The second lens, through which one might seriously consider this, thing involves some homework. Before heading out to the cinema, put on Bad Lieutenant: Port of Call New Orleans. When you get home, watch Adaptation.* In the former film, Cage plays a corrupt New Orleans cop whose inability to connect with decent people sends him further into a spiral of drugs, sex, and madness. In the latter, Cage plays twin brothers who dream of making it big in show business--opposing sides of the same needy, dented coin. The Runner is like the second-hand meta version of both movies—a perfect middle piece to a wildly successful alternate-universe trilogy. It’s not a stretch to imagine officer Terence McDonagh running rampant in the same city as his bottled up alter ego, Colin Price. The key difference is that there are no decent people in Price’s New Orleans, at least not in the main cast. Everyone’s a user, a climber, an insatiable sex monster—or some combination of the three. Instead of badges, they hide in plain sight behind microphones and platitudes.

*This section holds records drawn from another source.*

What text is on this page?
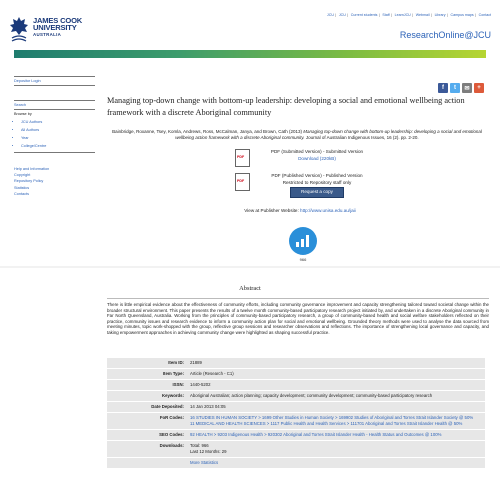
JCU | JCU | Current students | Staff | LearnJCU | Webmail | Library | Campus maps | Contact
JAMES COOK
UNIVERSITY
AUSTRALIA	ResearchOnline@JCU
Depositor Login
Search
Browse by
• JCU Authors
• All Authors
• Year
• College/Centre
Help and Information
Copyright
Repository Policy
Statistics
Contacts
f	t	✉	+
Managing top-down change with bottom-up leadership: developing a social and emotional wellbeing action framework with a discrete Aboriginal community
Bainbridge, Roxanne, Tsey, Komla, Andrews, Ross, McCalman, Janya, and Brown, Cath (2013) Managing top-down change with bottom-up leadership: developing a social and emotional wellbeing action framework with a discrete Aboriginal community. Journal of Australian Indigenous Issues, 16 (2). pp. 2-20.
PDF
PDF (Submitted Version) - Submitted Version
Download (220kB)
PDF
PDF (Published Version) - Published Version
Restricted to Repository staff only
Request a copy
View at Publisher Website: http://www.unisa.edu.au/jaii
966
Abstract
There is little empirical evidence about the effectiveness of community efforts, including community governance improvement and capacity strengthening tailored toward societal change within the broader structural environment. This paper presents the results of a twelve month community-based participatory research project initiated by, and undertaken in a discrete Aboriginal community in Far North Queensland, Australia. Working from the principles of community-based participatory research, a group of community-based health and social welfare stakeholders reflected on their practice, community issues and research evidence to inform a community action plan for social and emotional wellbeing. Grounded theory methods were used to analyse the data sourced from meeting minutes, topic work-shopped with the group, reflective group sessions and researcher observations and reflections. The importance of strengthening local governance and capacity, and taking empowerment approaches in achieving community change were highlighted as shaping successful practice.
Item ID:	21889
Item Type:	Article (Research - C1)
ISSN:	1440-5202
Keywords:	Aboriginal Australian; action planning; capacity development; community development; community-based participatory research
Date Deposited:	14 Jan 2013 04:05
FoR Codes:	16 STUDIES IN HUMAN SOCIETY > 1699 Other Studies in Human Society > 169902 Studies of Aboriginal and Torres Strait Islander Society @ 50%
11 MEDICAL AND HEALTH SCIENCES > 1117 Public Health and Health Services > 111701 Aboriginal and Torres Strait Islander Health @ 50%

SEO Codes:	92 HEALTH > 9203 Indigenous Health > 920302 Aboriginal and Torres Strait Islander Health - Health Status and Outcomes @ 100%

Downloads:	Total: 966
Last 12 Months: 29

	More Statistics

Which brings us to option three. The Runner may secretly be one of the darkest, most damning commentaries on political survival in recent years. Price doesn’t have any non-toxic relationships. Everyone he (and we) look to to save him from his destructive impulses turns out to be significantly damaged, too. Stark bleeds our patience dry, breaking away from all the tropes of a traditional broken-man narrative until we arrive at the only conclusion left available to us: We’re not meant to sympathize with Price. He is a truly pathetic creature gasping for air in a toxic ecosystem that rewards kindness with kicks to the groin, and in which self-interested compromise is the only rock-steady value. 

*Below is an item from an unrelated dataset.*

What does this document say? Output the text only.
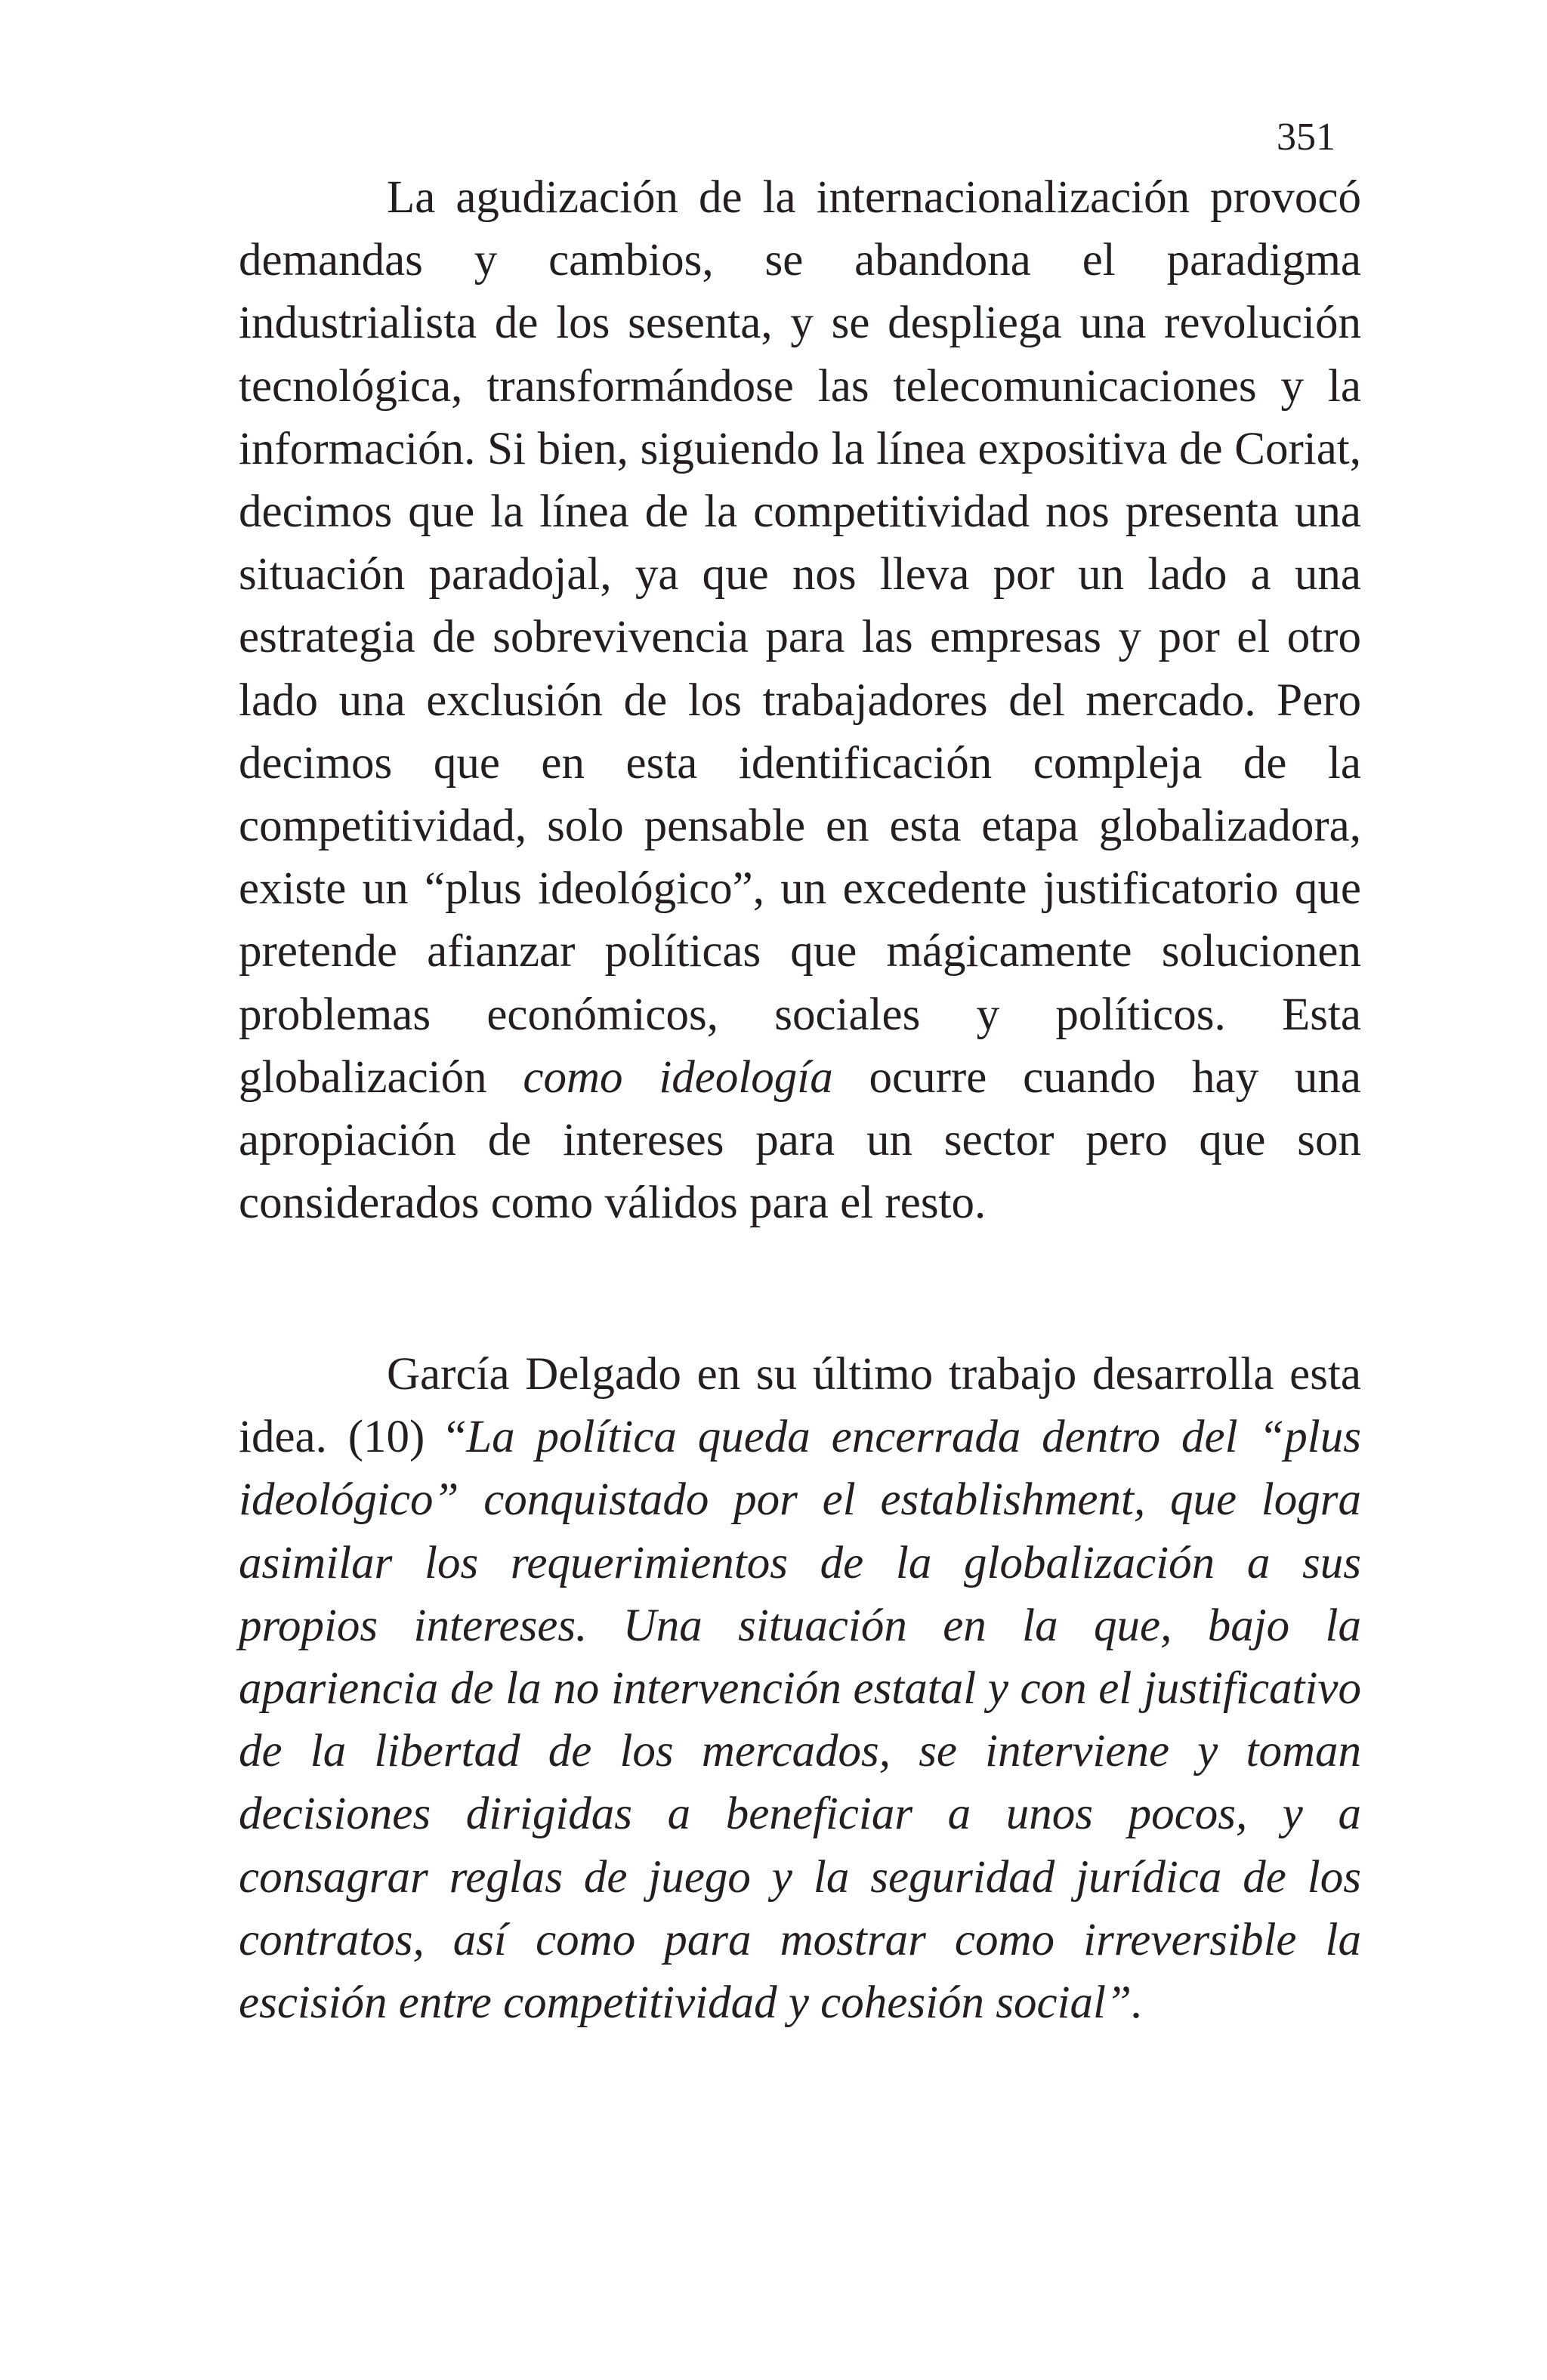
351

La agudización de la internacionalización provocó demandas y cambios, se abandona el paradigma industrialista de los sesenta, y se despliega una revolución tecnológica, transformándose las telecomunicaciones y la información. Si bien, siguiendo la línea expositiva de Coriat, decimos que la línea de la competitividad nos presenta una situación paradojal, ya que nos lleva por un lado a una estrategia de sobrevivencia para las empresas y por el otro lado una exclusión de los trabajadores del mercado. Pero decimos que en esta identificación compleja de la competitividad, solo pensable en esta etapa globalizadora, existe un “plus ideológico”, un excedente justificatorio que pretende afianzar políticas que mágicamente solucionen problemas económicos, sociales y políticos. Esta globalización como ideología ocurre cuando hay una apropiación de intereses para un sector pero que son considerados como válidos para el resto.

García Delgado en su último trabajo desarrolla esta idea. (10) “La política queda encerrada dentro del “plus ideológico” conquistado por el establishment, que logra asimilar los requerimientos de la globalización a sus propios intereses. Una situación en la que, bajo la apariencia de la no intervención estatal y con el justificativo de la libertad de los mercados, se interviene y toman decisiones dirigidas a beneficiar a unos pocos, y a consagrar reglas de juego y la seguridad jurídica de los contratos, así como para mostrar como irreversible la escisión entre competitividad y cohesión social”.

Two key elements sway The Runner towards this last theory. The first is the darkly beautiful line, which references (if I recall correctly) Price’s reservations over getting into bet with BP: “Only great men know how to make people’s powerlessness tolerable.” The second, related to the first, is a shot of New Orleans that, at first glance, is a gross, disposable instance of product placement. Sticking out like a sore thumb is a large Hyatt; sorer still is the Mercedes-Benz Superdome. Yes, the makeshift disaster refuge of thousands of displaced, disenfranchised people has been named after a brand of luxury car that their collective wages couldn’t possibly match. It’s not until a few scenes later, when we see just what kind of man Colin Price is, that the image takes on real meaning. 

The possibility that options two and three are real almost precludes option one. Like the aforementioned Wiseau (who, for the record, is a horrendous filmmaker whose work I’m not really comparing to The Runner), Stark has unleashed a piece of art onto the world that audiences might chew on endlessly, drawing different conclusions not only from each other but also from subsequent viewings.

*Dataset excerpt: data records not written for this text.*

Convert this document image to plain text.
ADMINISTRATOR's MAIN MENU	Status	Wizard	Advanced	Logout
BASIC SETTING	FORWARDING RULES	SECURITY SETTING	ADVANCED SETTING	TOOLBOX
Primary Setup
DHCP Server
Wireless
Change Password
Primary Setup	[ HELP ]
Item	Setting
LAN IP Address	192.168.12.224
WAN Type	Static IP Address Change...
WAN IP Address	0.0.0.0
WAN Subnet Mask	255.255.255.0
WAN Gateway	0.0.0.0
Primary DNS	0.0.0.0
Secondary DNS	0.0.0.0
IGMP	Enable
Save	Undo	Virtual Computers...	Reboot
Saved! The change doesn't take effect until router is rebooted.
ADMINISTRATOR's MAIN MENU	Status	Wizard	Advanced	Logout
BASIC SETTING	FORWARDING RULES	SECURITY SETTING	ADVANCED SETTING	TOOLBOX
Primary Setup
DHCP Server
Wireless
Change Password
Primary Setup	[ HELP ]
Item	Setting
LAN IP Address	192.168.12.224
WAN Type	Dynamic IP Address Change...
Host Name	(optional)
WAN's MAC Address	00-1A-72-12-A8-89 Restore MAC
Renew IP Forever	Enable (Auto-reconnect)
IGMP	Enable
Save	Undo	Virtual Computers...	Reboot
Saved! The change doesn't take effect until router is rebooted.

I don’t know that I share Stark’s opinion of politicians—or at least the opinion put forth in his film. But I don’t know that I don’t share it. He makes a compelling, modern-day version the Citizen Kane argument, that you can never really know a person. The made-up, well-spoken faces on TV may, in fact, hide some of the ugliest, insatiable-beyond-reason appetites on the planet. We’ll never know for sure, but that doesn’t stop us from trusting them implicitly with our livelihoods, our freedom, our future. At least the Top Model contestants have the decency to let us know they’re irredeemable freaks.

*If you can pull these films off your shelf instead of having to rent them, The Runner is definitely your cup of tea.